To our left, a dark, looming shape I’d taken for a mountain shifted and rumbled. I realized with bladder-twisting certainty that it wasn’t a mountain. The largest giant I’d ever seen was sitting next to us.
“No, indeed!” his voice boomed. “That’s my shoestring!”
How could I not notice a giant that big? Well, if you didn’t know what you were looking at, he was simply too large to understand. His hiking boots were foothills. His bent knees were mountain peaks. His dark gray bowling shirt blended in with the sky, and his fluffy white beard looked like a bank of snow clouds.
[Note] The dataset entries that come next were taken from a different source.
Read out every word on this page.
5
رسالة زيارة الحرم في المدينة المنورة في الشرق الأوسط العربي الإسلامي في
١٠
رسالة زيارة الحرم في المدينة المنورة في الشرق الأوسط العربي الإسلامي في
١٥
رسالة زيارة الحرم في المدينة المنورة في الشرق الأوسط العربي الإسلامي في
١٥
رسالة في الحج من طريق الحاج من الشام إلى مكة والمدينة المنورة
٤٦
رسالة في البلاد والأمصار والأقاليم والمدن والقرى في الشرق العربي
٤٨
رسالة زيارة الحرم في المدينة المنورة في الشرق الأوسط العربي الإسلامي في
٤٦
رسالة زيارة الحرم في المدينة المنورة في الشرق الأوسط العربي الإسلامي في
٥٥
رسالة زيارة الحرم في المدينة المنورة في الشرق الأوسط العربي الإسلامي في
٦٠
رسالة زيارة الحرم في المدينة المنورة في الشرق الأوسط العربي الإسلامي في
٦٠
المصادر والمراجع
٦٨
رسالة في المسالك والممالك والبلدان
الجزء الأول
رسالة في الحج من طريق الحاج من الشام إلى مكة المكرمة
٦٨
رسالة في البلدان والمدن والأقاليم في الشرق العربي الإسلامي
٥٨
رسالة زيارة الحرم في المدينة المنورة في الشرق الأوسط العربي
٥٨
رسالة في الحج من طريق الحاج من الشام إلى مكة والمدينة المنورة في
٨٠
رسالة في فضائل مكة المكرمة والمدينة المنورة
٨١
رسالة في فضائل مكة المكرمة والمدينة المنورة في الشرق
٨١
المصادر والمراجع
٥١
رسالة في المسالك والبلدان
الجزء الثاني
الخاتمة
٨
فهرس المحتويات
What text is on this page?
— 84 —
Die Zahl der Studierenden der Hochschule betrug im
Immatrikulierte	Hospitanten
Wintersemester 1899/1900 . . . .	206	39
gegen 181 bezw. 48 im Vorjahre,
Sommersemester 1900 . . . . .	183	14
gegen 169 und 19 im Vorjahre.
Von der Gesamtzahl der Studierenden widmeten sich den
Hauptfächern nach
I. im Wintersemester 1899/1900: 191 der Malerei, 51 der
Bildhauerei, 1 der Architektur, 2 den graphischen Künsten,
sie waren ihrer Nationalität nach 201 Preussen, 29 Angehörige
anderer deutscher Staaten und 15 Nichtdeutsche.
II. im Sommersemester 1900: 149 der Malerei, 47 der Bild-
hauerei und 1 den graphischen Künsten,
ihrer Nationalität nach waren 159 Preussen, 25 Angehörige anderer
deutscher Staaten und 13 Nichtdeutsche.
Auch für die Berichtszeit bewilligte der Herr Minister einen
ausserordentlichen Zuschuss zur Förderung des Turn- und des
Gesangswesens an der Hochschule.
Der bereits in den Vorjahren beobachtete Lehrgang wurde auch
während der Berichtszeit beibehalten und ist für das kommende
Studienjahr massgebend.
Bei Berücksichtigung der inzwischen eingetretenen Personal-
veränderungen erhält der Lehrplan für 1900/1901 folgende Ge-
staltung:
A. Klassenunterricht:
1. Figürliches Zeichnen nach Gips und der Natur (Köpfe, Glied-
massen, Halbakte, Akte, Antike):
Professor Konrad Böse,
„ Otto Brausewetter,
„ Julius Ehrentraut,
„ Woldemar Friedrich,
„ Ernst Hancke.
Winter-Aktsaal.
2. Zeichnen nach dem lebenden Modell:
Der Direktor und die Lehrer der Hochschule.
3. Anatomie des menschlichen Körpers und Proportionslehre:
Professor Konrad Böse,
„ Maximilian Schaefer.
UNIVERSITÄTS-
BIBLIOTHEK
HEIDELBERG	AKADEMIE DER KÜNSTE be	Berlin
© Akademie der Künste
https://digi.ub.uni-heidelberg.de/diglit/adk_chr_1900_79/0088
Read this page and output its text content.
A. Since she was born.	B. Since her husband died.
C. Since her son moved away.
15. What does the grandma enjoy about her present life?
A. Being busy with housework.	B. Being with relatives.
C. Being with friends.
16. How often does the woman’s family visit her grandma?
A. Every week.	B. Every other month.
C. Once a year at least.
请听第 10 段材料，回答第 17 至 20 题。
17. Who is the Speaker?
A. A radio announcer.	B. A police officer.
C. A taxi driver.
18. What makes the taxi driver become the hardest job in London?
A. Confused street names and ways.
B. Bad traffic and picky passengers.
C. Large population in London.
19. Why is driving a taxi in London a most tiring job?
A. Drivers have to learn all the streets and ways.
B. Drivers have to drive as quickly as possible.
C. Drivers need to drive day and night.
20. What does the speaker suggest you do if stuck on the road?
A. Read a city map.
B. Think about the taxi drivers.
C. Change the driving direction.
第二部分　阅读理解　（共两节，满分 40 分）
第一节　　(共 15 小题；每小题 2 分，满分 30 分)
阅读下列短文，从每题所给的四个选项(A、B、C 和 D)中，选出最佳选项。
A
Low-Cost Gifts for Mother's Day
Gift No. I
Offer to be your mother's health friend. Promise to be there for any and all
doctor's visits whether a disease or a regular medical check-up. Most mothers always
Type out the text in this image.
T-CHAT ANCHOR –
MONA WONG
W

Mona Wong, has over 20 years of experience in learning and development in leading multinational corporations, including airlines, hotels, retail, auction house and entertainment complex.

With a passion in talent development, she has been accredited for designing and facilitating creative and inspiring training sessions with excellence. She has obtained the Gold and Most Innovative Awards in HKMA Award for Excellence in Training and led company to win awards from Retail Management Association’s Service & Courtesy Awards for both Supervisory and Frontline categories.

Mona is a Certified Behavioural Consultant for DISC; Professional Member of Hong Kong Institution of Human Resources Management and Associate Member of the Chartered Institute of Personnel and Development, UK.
Even sitting down, the giant’s gleaming eyes were so far up they could have been blimps or moons.
“Hello, little ones!” The giant’s voice was deep enough to liquefy soft substances—like my eyeballs, for instance. “You should watch where you are going!”
He tucked in his right foot. The tree branch/shoelace we’d smacked into slithered through the pines, uprooting bushes, snapping branches, and scattering terrified woodland creatures. A twelve-point buck leaped out of nowhere and almost ran over Blitzen.
The giant leaned over, blocking out the gray light. He tied his shoe, humming as he worked, looping one massive cable over the other, the laces flailing and laying waste to whole swaths of forest.
Once the giant had done a proper double knot, the earth stopped shaking.
Alex yelled, “Who are you? And why haven’t you ever heard of Velcro straps?”